Do You Have Enough Energy for Your Workday?
A day without oil and natural gas would be a huge disruption for you and the people you depend on. Consider just these three jobs: teacher, farmer and doctor. Chances are, a teacher could still educate children, but how effectively? Technology on a farm would drastically diminish, fewer crops would be grown and supply would plummet. And, imagine going to your doctor and she has no access to modern medicines and medical equipment – a day without oil becomes life-threatening.
Your child’s elementary school teacher arrives at her classroom and there are no student paintings taped to the walls, no vinyl or carpet covering the floors, and children’s feet are bare because shoes are made from petroleum-based products. She wouldn’t be able to grade homework with a ballpoint pen because it is often made with thermosetting plastics, or hydrocarbon phenolic resins and the ink inside from particles of carbon black and polymer. Children’s creativity would be stifled when there is no glue to hold their arts and crafts together, nor crayons to color. Not to mention, glue is a major component in book spines, which hold pages together. And, imagine the school playground with no slide, swings, monkey bars, hula hoops and soccer balls.

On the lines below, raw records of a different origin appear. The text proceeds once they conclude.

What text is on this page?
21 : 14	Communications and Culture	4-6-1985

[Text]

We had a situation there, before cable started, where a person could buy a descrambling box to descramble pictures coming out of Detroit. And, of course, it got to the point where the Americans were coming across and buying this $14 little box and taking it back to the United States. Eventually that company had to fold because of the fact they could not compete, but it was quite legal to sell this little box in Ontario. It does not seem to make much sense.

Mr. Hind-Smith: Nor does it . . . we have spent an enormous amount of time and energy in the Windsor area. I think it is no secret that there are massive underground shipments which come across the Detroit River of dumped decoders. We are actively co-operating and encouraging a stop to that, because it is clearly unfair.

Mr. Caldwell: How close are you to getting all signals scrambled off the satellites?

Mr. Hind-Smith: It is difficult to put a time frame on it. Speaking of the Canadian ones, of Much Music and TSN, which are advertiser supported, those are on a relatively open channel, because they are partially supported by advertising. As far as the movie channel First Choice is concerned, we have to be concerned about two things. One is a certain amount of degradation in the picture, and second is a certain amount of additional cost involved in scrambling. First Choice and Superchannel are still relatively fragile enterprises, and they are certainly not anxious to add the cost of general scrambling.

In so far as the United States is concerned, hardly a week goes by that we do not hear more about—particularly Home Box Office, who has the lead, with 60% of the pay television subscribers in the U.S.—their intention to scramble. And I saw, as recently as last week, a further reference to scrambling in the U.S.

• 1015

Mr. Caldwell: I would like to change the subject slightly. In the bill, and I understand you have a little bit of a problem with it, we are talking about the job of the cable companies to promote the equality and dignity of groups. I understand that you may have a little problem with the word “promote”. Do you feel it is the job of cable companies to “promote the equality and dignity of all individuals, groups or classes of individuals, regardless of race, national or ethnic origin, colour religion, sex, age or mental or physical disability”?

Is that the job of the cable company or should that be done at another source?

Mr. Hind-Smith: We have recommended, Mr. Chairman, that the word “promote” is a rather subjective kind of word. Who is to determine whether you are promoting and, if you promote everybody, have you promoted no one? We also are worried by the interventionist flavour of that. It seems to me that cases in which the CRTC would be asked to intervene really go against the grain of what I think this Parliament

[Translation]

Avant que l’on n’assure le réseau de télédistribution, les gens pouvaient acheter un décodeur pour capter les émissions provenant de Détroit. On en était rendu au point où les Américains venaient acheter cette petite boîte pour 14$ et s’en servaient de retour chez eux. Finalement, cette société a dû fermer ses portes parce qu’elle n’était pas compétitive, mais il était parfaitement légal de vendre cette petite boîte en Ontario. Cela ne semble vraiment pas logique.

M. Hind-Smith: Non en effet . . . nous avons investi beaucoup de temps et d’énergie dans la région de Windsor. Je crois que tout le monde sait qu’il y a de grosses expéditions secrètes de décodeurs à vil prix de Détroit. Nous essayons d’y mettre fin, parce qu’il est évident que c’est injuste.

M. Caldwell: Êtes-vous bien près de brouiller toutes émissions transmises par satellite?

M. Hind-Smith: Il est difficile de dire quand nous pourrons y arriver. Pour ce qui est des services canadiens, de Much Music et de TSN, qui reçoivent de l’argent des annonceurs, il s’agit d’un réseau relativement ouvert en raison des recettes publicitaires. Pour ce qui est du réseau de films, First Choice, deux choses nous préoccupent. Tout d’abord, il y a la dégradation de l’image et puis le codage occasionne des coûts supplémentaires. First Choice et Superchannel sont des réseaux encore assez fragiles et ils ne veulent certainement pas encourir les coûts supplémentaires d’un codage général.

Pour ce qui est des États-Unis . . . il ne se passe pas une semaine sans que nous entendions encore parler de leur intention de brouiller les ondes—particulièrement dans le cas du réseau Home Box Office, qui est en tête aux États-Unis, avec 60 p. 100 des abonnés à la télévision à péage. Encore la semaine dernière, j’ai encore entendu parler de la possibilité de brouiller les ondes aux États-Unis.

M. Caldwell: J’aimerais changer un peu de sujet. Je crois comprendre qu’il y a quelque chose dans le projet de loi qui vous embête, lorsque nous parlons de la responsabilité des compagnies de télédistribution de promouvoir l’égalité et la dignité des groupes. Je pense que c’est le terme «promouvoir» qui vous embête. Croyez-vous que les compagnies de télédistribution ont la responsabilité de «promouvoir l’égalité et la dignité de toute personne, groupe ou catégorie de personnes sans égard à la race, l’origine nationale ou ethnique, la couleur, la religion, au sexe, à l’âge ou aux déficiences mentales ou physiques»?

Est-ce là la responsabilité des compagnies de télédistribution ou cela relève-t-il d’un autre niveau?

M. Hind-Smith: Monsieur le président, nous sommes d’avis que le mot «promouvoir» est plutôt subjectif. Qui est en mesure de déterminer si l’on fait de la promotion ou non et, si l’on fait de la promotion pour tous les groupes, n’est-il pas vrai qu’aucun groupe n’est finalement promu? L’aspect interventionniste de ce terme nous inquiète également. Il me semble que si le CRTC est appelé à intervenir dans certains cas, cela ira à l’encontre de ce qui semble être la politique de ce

On a farm without gas-powered tractors and cultivators, a farmer would be transported back to a world akin to the pre-Industrial Revolution. Production would slow down dramatically, possibly returning to similar yields from the days when a horse or an ox pulled machinery on wooden wheels, and the world’s population included six billion fewer mouths to feed. It would also result in increased costs and slower delivery to the consumer. Modern food delivery depends on petroleum-based transportation by more than 15 million trucks that operate across the United States. Before the Industrial Revolution and the ability to mass-deliver goods, living conditions were severely diminished for those in the working class. And forget about refrigeration to keep food fresh. According to the United Nations, “with more than 800 million people worldwide who lack access to healthy, nutritious food,” today’s farmers also play a vital role in the global war on hunger.
In a hospital that operates 24 hours a day, large amounts of energy, specifically natural gas and electricity, are consumed. According to the U.S. Energy Information Administration, in 2007, large hospital buildings consumed 408 trillion Btu (the most often used measure of power) of natural gas, electricity and fuel oil. Without this energy, heart monitors and oxygen machines would not run and a doctor would have no lights in an operating room. When it came to treating patients, a doctor would not have access to medicines such as aspirin, antiseptics and many prescription medicines. There also would be no needles for injections or IV bags to hang, and medical records would no longer be digital. In a doctor’s world, without the use of oil and gas, lives would be put in jeopardy.